I know I’m on the right bus when a woman gets on carrying a huge, scintillating silver crown. She thinks I’m hilarious (everyone in China thinks I’m hilarious) and when she offers to put the crown on my head the whole bus laughs uproariously.
At the next village, people stuff carrier bags full of blue satin and pig’s trotters through the bus windows, along with what looks like an enormous silver crescent moon.
Jiao Gao is the final stop; a cluster of balconied dark wooden houses tucked into a narrow valley and climbing up the hillsides. There is bunting hung everywhere (the same coloured flags that are used to rope off road works and building sites), and people putting up small marquees, even a deflated mini bouncy castle. In the school yard a basketball tournament is in progress.
I hang around and wait for the festival to begin. Nothing much happens. Small children shout Hello! and find me hilarious. On the covered bridge, people are lining up to get injections of something or other (insulin? Morphine?).
The basketball tournament finishes, the day draws on, nothing much happens, and I wait, because in China, good things come to those who wait.
Sure enough, just as it’s getting dark a big group of students from the nearby town appears and adopts me the way teachers and students have been rescuing and adopting me everywhere in Guizhou (Do I have the words ‘completely helpless’ tattooed on my forehead?). They’re so kind! Rowdy and cheerful and utterly delighted with me, and with themselves for finding me.
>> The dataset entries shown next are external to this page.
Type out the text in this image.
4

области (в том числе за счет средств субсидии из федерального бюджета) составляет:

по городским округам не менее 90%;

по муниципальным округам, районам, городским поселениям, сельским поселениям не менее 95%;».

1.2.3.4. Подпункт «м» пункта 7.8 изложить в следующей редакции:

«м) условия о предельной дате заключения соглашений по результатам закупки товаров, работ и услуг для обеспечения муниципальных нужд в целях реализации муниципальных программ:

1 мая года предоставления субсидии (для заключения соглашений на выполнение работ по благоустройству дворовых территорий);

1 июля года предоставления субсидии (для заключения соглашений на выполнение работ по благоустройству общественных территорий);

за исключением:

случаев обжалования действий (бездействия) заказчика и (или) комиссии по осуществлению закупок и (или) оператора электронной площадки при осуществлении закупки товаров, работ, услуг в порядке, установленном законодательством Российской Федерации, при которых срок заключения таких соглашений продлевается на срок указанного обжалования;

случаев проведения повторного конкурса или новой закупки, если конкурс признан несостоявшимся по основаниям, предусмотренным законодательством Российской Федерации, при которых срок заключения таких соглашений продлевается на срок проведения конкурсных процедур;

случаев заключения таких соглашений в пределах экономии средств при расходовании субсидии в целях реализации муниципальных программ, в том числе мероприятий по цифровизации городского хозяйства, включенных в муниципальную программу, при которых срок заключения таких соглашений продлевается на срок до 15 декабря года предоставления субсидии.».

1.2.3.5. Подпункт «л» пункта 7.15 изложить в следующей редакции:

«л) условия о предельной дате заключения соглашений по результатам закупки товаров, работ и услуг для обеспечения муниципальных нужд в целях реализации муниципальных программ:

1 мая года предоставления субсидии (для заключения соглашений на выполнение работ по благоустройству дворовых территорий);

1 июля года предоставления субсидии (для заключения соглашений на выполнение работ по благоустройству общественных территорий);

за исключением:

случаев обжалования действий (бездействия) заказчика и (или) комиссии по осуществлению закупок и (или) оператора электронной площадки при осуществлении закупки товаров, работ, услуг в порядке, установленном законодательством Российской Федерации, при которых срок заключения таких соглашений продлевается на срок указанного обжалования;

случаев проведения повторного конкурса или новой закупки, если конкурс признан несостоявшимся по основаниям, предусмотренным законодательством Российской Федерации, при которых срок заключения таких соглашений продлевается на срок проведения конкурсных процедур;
Thanks to them I get to the festival over the next two days, I stay with a local family who dress me up in satin and silver like a vastly oversized doll (“You’re so tall!” everyone tells me in Guizhou – I’m 5’ 4”, for the record) to the delight and hilarity of all… and me, I feel like the wondering child in some Victorian fairytale I read when I was little, transported (with cultural inaccuracy) to the land of the nodding mandarins.
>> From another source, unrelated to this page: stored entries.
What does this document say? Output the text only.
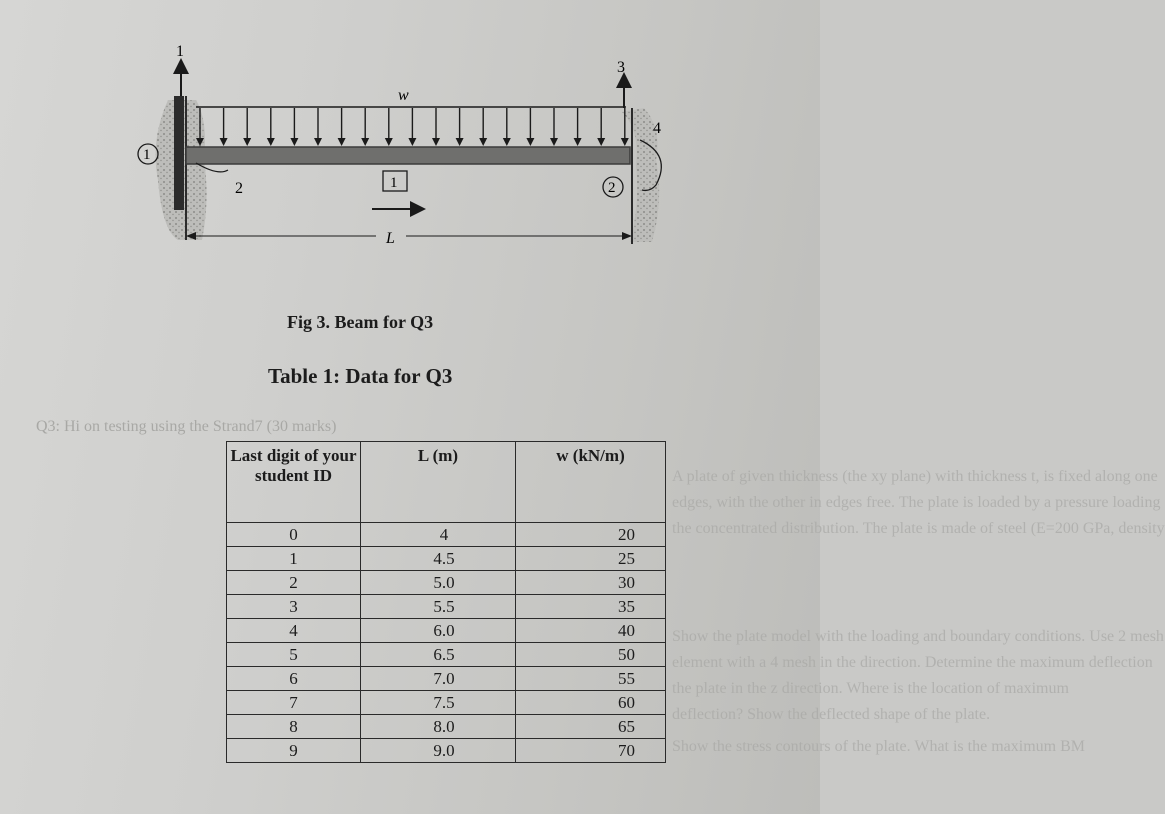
Q3: Hi on testing using the Strand7 (30 marks)
A plate of given thickness (the xy plane) with thickness t, is fixed along one
edges, with the other in edges free. The plate is loaded by a pressure loading
the concentrated distribution. The plate is made of steel (E=200 GPa, density
Show the plate model with the loading and boundary conditions. Use 2 mesh
element with a 4 mesh in the direction. Determine the maximum deflection
the plate in the z direction. Where is the location of maximum
deflection? Show the deflected shape of the plate.
Show the stress contours of the plate. What is the maximum BM
w
1
2
3
4
1
2
1
L
Fig 3. Beam for Q3
Table 1: Data for Q3
Last digit of your student ID	L (m)	w (kN/m)
0	4	20
1	4.5	25
2	5.0	30
3	5.5	35
4	6.0	40
5	6.5	50
6	7.0	55
7	7.5	60
8	8.0	65
9	9.0	70
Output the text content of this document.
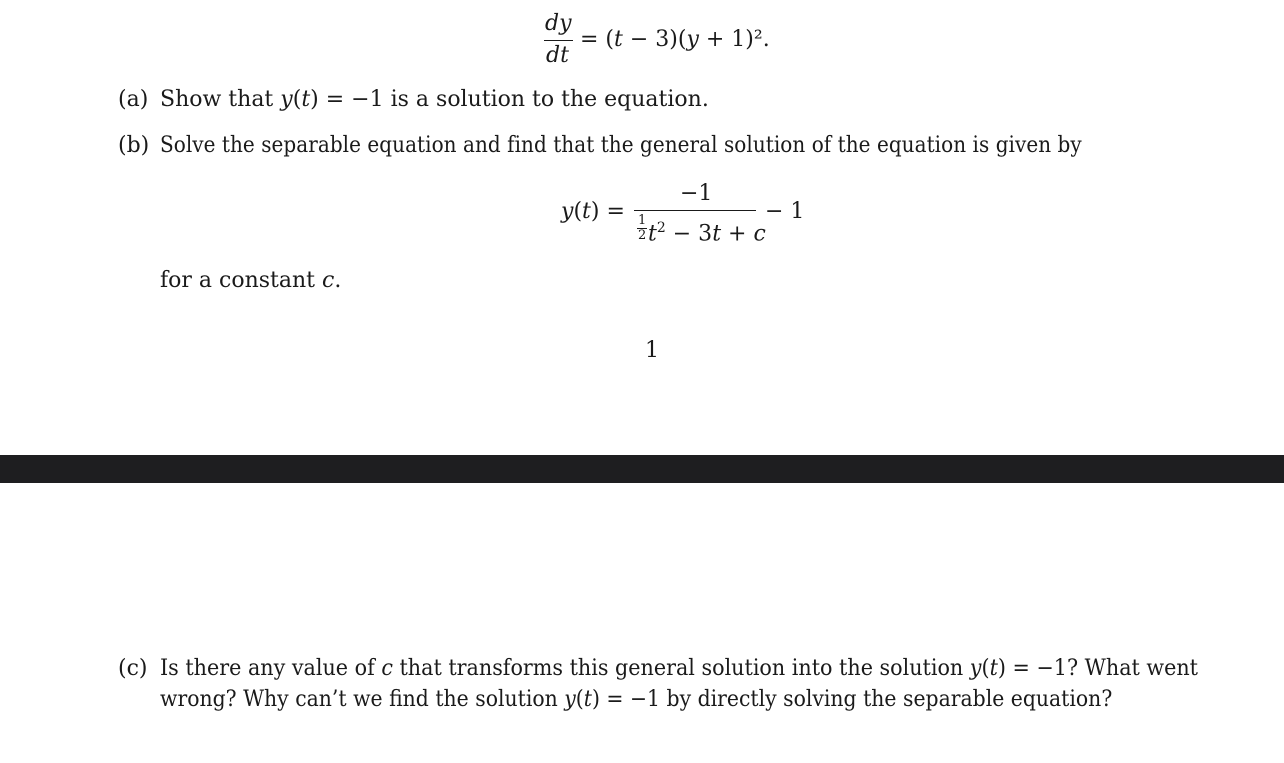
dy
dt
= (t − 3)(y + 1)².
(a) Show that y(t) = −1 is a solution to the equation.
(b) Solve the separable equation and find that the general solution of the equation is given by
y(t) =
−1
1
2 $t^2 - 3t + c$
− 1
for a constant c.
1
(c) Is there any value of c that transforms this general solution into the solution y(t) = −1? What went
wrong? Why can’t we find the solution y(t) = −1 by directly solving the separable equation?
On all the open balconies, mums and aunties and grannies are smoothing out blue satin kimonos, shaking out skirts of swinging embroidered plaques. Arguing with happy intensity about what should be sewn where as they stitch on bells and silver ornaments, using their soft, flat black buns of hair as impromtu pincushions. They have spent days, months, years embroidering the kimono sleeves with coiled green dragons to bring their daughters luck and happiness at festivals like this, and on their wedding day.
Their daughters are putting on makeup; thick white foundation, bright blue eyeshadow and pink lipstick. Many of them have come back to the village from towns and cities for this festival. A. is studying English in nearby Kaili. Her parents are farmers, they never had a chance to leave the village and study; they’re proud of their daughter who will surely have a better, easier life than they had. A. doesn’t know how to do the intricate embroidery that adorns her own festival outfit; I never had time to learn, she says, I was always studying. When I’m older, I’d like to learn. She never wore her hair in the flower-adorned bun that’s traditional for the Miao women here, even before she left for town. To me, it seems a pretty, fancy hairstyle I’d have adored as a romantic kid. But we wanted to be different, she explains.
I wonder if she’ll ever have time to make a wedding outfit for her own daughter. I wonder, by the time her daughter is old enough to do so, whether anyone will stick roses and twine black wool into their flat buns of hair anymore.
The tops of the hills are hidden in cloud, and grey water buffalo loom from grey trailing mist over the paddy fields. By the village square, vendors are winding perfect spheres of pink and blue candyfloss from shallow pans powered ingeniously by bicycle. The bouncy castle is up and bouncing until it springs a leak and rapidly deflates. A man appears out of nowhere leading, of all things, a Bactrian camel. It looks as surprised to be here as the children are to see it; perhaps it is wondering how it ended up in damp misty Guizhou, perhaps it’s pining for the dry deserts of home.
Round and round the square walk the young women and girls in their beautiful clothes, three steps left, three steps right to the breathy, fluttery hoot of the lusheng pipes. There are old men holding hands, wearing satin waistcoats and long chang shans, who keep getting out of step and wandering off. There's a trail of smaller and smaller children at the back, scampering to keep up, while attentive mums swoop in to straighten a sleeve there, tug a skirt here. There are rowdy young men charging through the crowd, selecting victims to drink rice wine from horn cups.
But through it all the girls keep step. Their expressions are serious and remote, as though their thoughts are miles away, but probably their thoughts are right there, inside their heads, concentrating on balancing the great weight of silver flowers and phoenixes and crescent buffalo horns they carry. Today they are carrying their village traditions, today they are Miao girls.